J'ai un peu mal au cœur moi qui d'habitude, pareil pour moi bien que je n'ai pas d'accoutumance, au fait je ne vous ai pas demandé vous habitez loin parce que pour rentrer les taxis arrêtent de bonne heure comme ce putain de bar-tabac, nan juste à proximité, d'ailleurs il faut que je rentre Muriel doit m'attendre bien que, oh j'aurais cru qu'on allait poursuivre pleurnicha Rose parce que vous commenciez à me plaire un peu plus que les autres. On entendait des pas derrière eux sur le trottoir, une silhouette apparut, on aurait dit le grand type mais celui-ci avait un étui sous le bras et Rodolphe ne joue pas de trompette, alors vous êtes Médéric Collignon, demanda Jérôme, oui exact je cherche un taxi depuis une heure ou un bistrot d'ouvert, comme nous dit Rose.

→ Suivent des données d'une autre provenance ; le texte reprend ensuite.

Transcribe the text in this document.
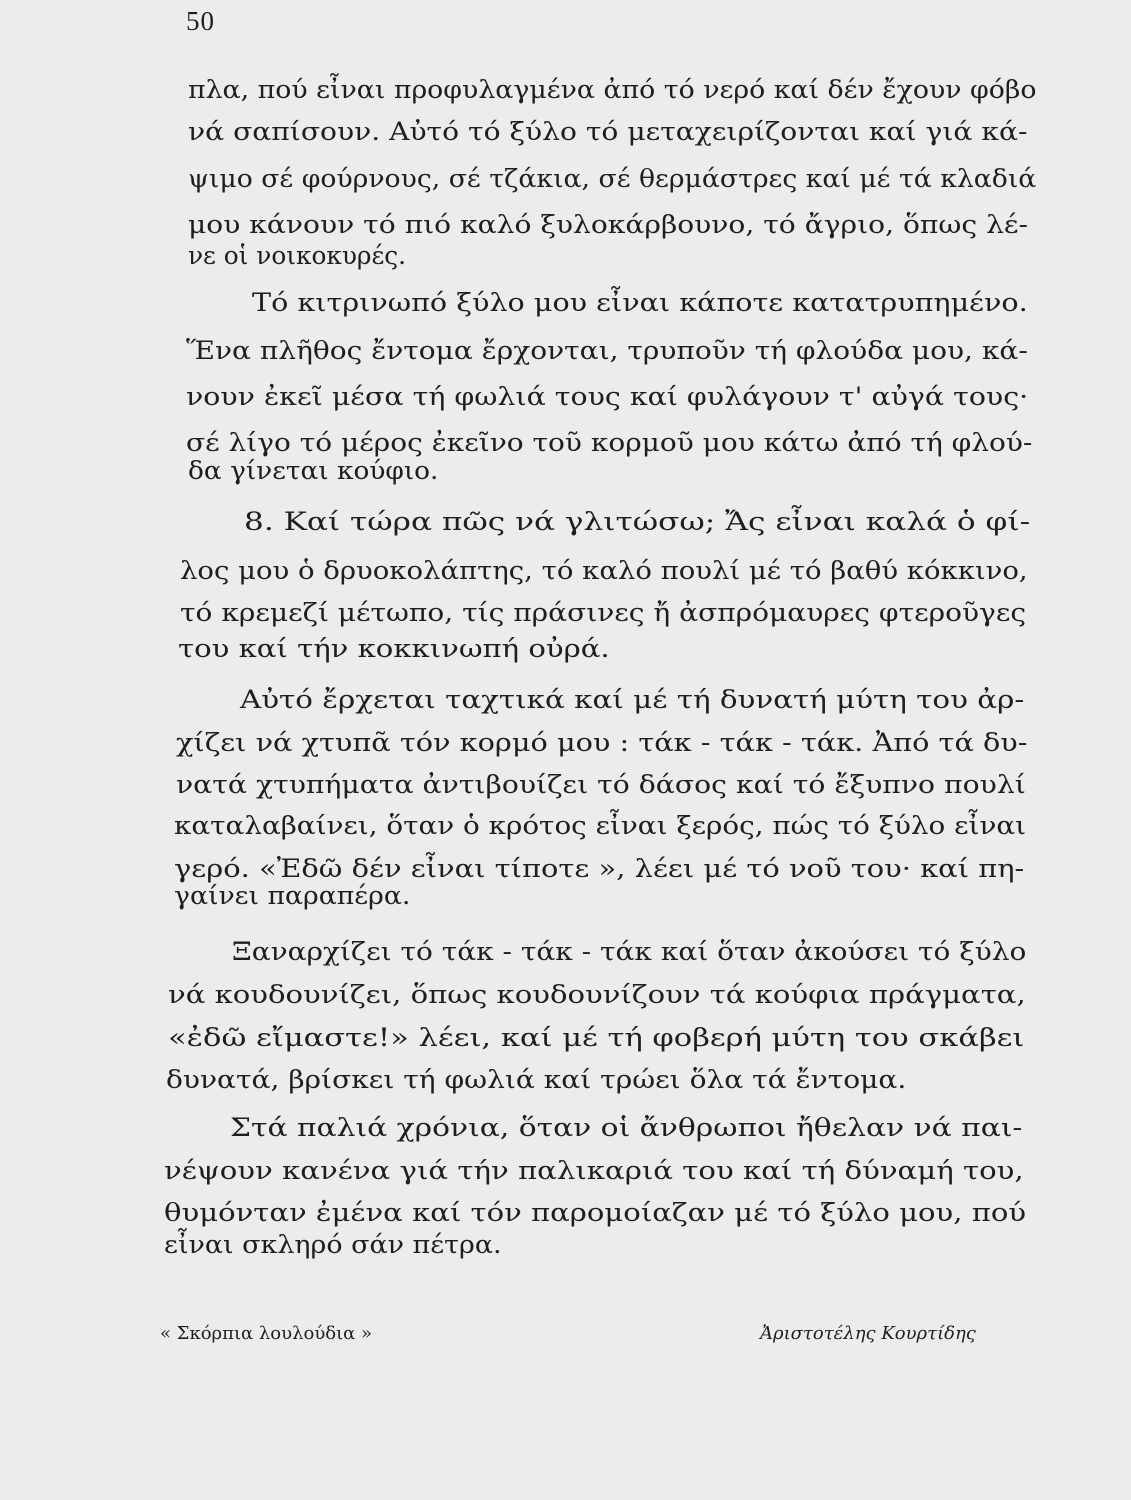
50
πλα, πού εἶναι προφυλαγμένα ἀπό τό νερό καί δέν ἔχουν φόβο
νά σαπίσουν. Αὐτό τό ξύλο τό μεταχειρίζονται καί γιά κά-
ψιμο σέ φούρνους, σέ τζάκια, σέ θερμάστρες καί μέ τά κλαδιά
μου κάνουν τό πιό καλό ξυλοκάρβουνο, τό ἄγριο, ὅπως λέ-
νε οἱ νοικοκυρές.
Τό κιτρινωπό ξύλο μου εἶναι κάποτε κατατρυπημένο.
Ἕνα πλῆθος ἔντομα ἔρχονται, τρυποῦν τή φλούδα μου, κά-
νουν ἐκεῖ μέσα τή φωλιά τους καί φυλάγουν τ' αὐγά τους·
σέ λίγο τό μέρος ἐκεῖνο τοῦ κορμοῦ μου κάτω ἀπό τή φλού-
δα γίνεται κούφιο.
8. Καί τώρα πῶς νά γλιτώσω; Ἄς εἶναι καλά ὁ φί-
λος μου ὁ δρυοκολάπτης, τό καλό πουλί μέ τό βαθύ κόκκινο,
τό κρεμεζί μέτωπο, τίς πράσινες ἤ ἀσπρόμαυρες φτεροῦγες
του καί τήν κοκκινωπή οὐρά.
Αὐτό ἔρχεται ταχτικά καί μέ τή δυνατή μύτη του ἀρ-
χίζει νά χτυπᾶ τόν κορμό μου : τάκ - τάκ - τάκ. Ἀπό τά δυ-
νατά χτυπήματα ἀντιβουίζει τό δάσος καί τό ἔξυπνο πουλί
καταλαβαίνει, ὅταν ὁ κρότος εἶναι ξερός, πώς τό ξύλο εἶναι
γερό. «Ἐδῶ δέν εἶναι τίποτε », λέει μέ τό νοῦ του· καί πη-
γαίνει παραπέρα.
Ξαναρχίζει τό τάκ - τάκ - τάκ καί ὅταν ἀκούσει τό ξύλο
νά κουδουνίζει, ὅπως κουδουνίζουν τά κούφια πράγματα,
«ἐδῶ εἴμαστε!» λέει, καί μέ τή φοβερή μύτη του σκάβει
δυνατά, βρίσκει τή φωλιά καί τρώει ὅλα τά ἔντομα.
Στά παλιά χρόνια, ὅταν οἱ ἄνθρωποι ἤθελαν νά παι-
νέψουν κανένα γιά τήν παλικαριά του καί τή δύναμή του,
θυμόνταν ἐμένα καί τόν παρομοίαζαν μέ τό ξύλο μου, πού
εἶναι σκληρό σάν πέτρα.
« Σκόρπια λουλούδια »	Ἀριστοτέλης Κουρτίδης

Il y a des jours comme ça.

Ce doit être dans les cinq heures maintenant Paris s'éveille argumenta le trompettiste en relevant le col de son manteau, vous n'auriez pas une cigarette ?, Rose connaît un troquet peut-être qu'il a rouvert maintenant. Ils se dirigèrent vers l'endroit où un type ensommeillé relevait le rideau de fer justement enfin . C'est pas tout ça dit Jérôme encore une fois, faut vraiment que je rentre, pas question avant d'avoir bu un p'tit jus argua Médéric en tirant sur sa première clope. Rose sortait son téléphone qui jouait ya d'la rumba dans l'air et dit en reniflant t'inquiètes je suis là dans cinq minutes tout de suite. Médéric demanda l'addition et Jérôme redit une dernière fois c'est pas tout ça en fin de compte. On est bien d'accord là-dessus, le rassura Collignon qui avait posé son étui sur le comptoir.

Il y a des jours comme ça… et des nuits aussi.

 

Jacques Chesnel

22:54 Publié dans Mes textes | Lien permanent | Commentaires (0)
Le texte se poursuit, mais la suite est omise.